Ok, so how about this: $s(x,t) = f(x,y(t)) = x^2+3y$. Now $$\frac{\partial s}{\partial t} = \frac{\partial f}{\partial y}\frac{d y}{d t} = 3\frac{d y}{d t}$$ However, if on the other hand $f(x,y(t)) = x^2+3y$ Then $$\frac{\partial f}{\partial t} = 0$$
Do you both agree with this or have I messed stuff up again

 

[member 428835]

Thanks for both your replies by the way!

 

[Stephen Tashi]

Ok, so how about this: $s(x,t) = f(x,y(t)) = x^2+3y$. Now $$\frac{\partial s}{\partial t} = \frac{\partial f}{\partial y}\frac{d y}{d t} = 3\frac{d y}{d t}$$

I agree.

However, if on the other hand $f(x,y(t)) = x^2+3y$
Then $$\frac{\partial f}{\partial t} = 0$$

I agree, if we are thinking of the function as $f(x,y) = x^2 + 3y$. This requires a remark about tradition. In applied math, the derivative of function with respect to a variable that does not represent something in the domain of the function is often assumed to be zero. By that tradition, your answer is correct. However, technically the definition of a derivative does not apply variables not in the domain of a function. If $f$ is not a function of the thing denoted by $t$ then we can't evaluate limits like $lim_{h \rightarrow 0} \frac{ f(...,t + h,...) - f(...,t,...)}{h}$ So, technically, $\frac{\partial f}{\partial t}$ is undefined rather that being a defined function with constant value zero. If we define $f$ to be the function $f(x,y,t) = x + 3y$ then $\frac{\partial f}{\partial t} = 0$ without appealing to tradition.

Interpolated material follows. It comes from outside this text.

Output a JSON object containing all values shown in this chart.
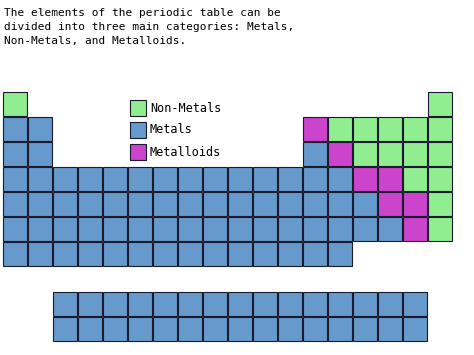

The ambiguous notation used in applied math is due to the fact that symbols are often used to represent phenomena, not specific functions. For example, if we think of "$h$" as a persons height, then this is a clear idea, but it is ambiguous as an attempt to define a function. We might consider height as the function $h(t)$ of height vs time, or we might consider height as $h(a,b) = a + b$ where $a$ is the distance from a persons belly button to the top of his head and $b$ is the distance from his belly button to the bottom of his feet.

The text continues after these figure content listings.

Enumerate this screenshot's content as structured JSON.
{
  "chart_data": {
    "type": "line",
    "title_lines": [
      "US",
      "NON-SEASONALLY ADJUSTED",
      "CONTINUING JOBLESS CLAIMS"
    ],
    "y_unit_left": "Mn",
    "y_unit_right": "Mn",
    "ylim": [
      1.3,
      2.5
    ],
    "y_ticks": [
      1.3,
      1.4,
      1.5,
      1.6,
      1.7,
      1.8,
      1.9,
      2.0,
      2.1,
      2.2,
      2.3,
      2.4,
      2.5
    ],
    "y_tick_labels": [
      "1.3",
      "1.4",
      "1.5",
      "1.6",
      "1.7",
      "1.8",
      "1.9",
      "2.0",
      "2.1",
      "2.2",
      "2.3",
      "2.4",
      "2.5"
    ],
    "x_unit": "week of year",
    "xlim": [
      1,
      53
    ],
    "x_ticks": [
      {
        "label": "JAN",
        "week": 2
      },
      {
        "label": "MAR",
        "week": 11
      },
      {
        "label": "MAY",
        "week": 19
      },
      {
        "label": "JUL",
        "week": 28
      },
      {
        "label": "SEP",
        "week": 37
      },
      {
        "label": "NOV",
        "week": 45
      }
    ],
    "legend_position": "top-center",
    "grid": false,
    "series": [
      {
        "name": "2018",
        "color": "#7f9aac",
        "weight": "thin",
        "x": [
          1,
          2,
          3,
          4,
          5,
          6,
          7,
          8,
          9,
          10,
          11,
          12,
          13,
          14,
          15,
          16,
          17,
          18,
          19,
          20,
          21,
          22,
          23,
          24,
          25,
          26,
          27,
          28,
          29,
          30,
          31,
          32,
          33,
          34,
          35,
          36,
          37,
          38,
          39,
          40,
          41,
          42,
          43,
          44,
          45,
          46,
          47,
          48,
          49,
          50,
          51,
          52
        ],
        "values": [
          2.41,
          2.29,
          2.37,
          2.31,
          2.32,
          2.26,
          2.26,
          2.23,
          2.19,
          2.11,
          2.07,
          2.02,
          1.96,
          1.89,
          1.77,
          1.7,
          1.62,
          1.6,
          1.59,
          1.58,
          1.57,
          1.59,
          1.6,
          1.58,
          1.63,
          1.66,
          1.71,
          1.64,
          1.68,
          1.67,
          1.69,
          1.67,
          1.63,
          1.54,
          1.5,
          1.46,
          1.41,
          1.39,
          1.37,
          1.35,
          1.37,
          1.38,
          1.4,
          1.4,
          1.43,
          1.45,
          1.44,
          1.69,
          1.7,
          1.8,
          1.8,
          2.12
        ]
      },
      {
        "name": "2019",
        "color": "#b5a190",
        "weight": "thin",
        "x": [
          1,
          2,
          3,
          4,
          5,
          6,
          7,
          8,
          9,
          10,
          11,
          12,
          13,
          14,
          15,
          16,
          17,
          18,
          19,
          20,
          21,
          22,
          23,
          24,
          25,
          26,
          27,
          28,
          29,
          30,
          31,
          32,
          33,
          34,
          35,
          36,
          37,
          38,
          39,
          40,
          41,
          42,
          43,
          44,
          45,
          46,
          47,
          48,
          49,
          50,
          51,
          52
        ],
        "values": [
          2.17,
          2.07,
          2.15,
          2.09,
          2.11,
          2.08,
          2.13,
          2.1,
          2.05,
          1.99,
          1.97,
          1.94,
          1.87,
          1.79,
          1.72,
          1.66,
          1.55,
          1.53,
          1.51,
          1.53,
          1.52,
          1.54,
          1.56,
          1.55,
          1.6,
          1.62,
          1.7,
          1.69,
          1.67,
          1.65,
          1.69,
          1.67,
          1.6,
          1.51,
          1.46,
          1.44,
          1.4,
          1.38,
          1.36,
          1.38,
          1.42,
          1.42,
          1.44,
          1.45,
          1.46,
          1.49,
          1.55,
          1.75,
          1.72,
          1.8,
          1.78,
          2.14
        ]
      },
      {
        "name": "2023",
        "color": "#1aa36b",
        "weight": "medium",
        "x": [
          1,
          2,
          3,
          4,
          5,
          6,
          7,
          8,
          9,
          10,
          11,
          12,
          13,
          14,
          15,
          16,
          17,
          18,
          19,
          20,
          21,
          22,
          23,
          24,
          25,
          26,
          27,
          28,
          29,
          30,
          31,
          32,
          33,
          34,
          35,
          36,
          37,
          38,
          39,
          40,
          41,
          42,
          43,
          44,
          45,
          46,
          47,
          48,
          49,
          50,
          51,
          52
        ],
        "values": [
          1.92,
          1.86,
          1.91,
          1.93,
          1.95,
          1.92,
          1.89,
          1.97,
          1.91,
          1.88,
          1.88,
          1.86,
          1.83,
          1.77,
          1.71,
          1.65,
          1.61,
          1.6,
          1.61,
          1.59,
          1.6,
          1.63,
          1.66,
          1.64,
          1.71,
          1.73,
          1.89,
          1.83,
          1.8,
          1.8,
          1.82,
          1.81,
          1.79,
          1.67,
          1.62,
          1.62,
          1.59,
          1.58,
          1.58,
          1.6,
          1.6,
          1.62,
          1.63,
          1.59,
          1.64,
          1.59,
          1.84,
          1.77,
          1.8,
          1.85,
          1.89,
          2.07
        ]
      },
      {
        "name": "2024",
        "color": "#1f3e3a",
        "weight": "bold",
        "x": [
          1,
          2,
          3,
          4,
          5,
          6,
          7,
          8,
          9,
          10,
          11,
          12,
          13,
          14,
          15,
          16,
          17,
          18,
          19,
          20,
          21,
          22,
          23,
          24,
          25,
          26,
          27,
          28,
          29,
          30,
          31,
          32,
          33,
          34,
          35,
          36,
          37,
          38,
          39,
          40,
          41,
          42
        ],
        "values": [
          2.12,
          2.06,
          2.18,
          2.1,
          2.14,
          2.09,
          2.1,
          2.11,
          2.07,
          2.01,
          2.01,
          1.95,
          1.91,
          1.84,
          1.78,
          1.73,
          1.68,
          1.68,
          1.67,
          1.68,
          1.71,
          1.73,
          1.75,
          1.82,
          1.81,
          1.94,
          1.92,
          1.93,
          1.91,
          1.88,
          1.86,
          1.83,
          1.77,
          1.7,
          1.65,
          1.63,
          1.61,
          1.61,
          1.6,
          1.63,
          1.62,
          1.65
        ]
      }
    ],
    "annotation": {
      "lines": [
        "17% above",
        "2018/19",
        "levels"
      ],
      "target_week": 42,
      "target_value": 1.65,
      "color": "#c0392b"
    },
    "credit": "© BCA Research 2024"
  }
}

Notions of physics like "velocity" , "distance", "kinetic energy" do not define unique mathematical functions. A discussion of a physics problem may use a single symbol to represent different functions because the focus is associate a phenomena (such as "velocity") with the symbol, not to associate a specific mathematical function with it.

 

[PeroK]

Ok, so how about this: $s(x,t) = f(x,y(t)) = x^2+3y$. Now $$\frac{\partial s}{\partial t} = \frac{\partial f}{\partial y}\frac{d y}{d t} = 3\frac{d y}{d t}$$ However, if on the other hand $f(x,y(t)) = x^2+3y$ Then $$\frac{\partial f}{\partial t} = 0$$
Do you both agree with this or have I messed stuff up again

I would write both of those differently:

$s(x,t) = f(x,y(t)) = x^2+3y(t)$

There's no reason to omit that you are taking $y$ to be a function of $t$ on the RHS. Again, your decision to omit the $t$ can only lead to possible confusion about what is a function of what.

$f(x,y, t) = x^2+3y$ then $\frac{\partial f}{\partial t} = 0$

Here $y$ is not a function of $t$, which is an independent variable.

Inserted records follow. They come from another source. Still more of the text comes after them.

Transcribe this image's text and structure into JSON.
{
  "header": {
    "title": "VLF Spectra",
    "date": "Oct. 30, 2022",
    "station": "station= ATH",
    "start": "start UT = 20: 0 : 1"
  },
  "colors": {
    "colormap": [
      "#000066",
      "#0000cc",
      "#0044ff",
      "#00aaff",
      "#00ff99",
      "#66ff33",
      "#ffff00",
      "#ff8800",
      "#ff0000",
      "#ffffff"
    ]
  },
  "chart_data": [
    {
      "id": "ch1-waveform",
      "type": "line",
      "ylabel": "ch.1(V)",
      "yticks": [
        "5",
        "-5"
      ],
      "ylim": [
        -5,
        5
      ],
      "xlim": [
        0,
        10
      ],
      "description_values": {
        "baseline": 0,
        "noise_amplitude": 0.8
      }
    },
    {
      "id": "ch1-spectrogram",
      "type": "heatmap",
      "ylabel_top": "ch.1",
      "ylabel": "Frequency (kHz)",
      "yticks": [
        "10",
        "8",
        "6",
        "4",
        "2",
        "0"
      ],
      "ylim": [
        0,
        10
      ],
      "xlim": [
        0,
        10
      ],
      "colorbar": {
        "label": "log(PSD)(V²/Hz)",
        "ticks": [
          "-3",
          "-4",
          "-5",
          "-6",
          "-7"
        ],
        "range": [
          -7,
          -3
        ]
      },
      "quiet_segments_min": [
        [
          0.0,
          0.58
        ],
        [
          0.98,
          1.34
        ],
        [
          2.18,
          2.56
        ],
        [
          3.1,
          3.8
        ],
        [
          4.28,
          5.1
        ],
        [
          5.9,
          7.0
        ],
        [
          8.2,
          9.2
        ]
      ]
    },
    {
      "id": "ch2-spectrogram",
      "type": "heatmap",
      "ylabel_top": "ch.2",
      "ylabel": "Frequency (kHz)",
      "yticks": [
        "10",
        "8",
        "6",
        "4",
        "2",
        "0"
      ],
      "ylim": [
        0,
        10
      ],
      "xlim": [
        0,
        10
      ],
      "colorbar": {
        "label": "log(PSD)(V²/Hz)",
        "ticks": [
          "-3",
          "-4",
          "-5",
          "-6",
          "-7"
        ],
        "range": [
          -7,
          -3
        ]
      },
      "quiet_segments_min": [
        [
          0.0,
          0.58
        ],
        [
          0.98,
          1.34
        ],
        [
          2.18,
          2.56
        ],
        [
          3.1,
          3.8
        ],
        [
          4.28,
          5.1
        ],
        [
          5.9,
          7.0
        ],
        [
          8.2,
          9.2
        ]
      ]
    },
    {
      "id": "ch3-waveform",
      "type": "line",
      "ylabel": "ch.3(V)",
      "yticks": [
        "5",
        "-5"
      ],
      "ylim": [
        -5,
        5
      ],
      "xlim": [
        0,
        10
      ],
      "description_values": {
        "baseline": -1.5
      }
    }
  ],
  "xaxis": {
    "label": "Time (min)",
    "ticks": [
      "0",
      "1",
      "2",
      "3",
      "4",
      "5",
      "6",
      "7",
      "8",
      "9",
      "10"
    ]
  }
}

Let me give a physical example of this idea. Suppose a particle of unit mass has a potential energy function $V(x, t)$. This function depends on position and time and is therefore a function of two variables. Example $V(x, t) = x^2 e^{-t}$, which gives us:

$\frac{\partial V}{\partial x} = 2xe^{-t}$ and $\frac{\partial V}{\partial t} = -x^2e^{-t}$

Now, imagine the particle takes a specific path $x(t)$, for example $x = \sin(t)$. You can now look at the particle's potential along its path, $V_p$ which is solely a function of $t$ given by:

$V_p(t) = V(x(t), t)) = V(\sin(t), t) = \sin^2(t)e^{-t}$

And, we have a normal derivative of $V_p$ given by the one dimensional chain rule:

$\frac{dV_p}{dt} = [2\sin(t) \cos(t) - \sin^2(t)]e^{-t}$

Now, we could verify the multi-dimensional chain rule in this case:

$\frac{dV_p}{dt} = \frac{\partial V}{\partial x} \frac{dx}{dt} + \frac{\partial V}{\partial t} = 2xe^{-t}\cos(t) -x^2e^{-t} = [2\sin(t) \cos(t) - \sin^2(t)]e^{-t}$

And that agrees with the normal derivative of $V_p$ so everything is correct.

My final point is that you should start to use examples like this to check whether you're doing a chain rule correctly.

 

[member 428835]

Cool, thanks for both your help! I really appreciate it!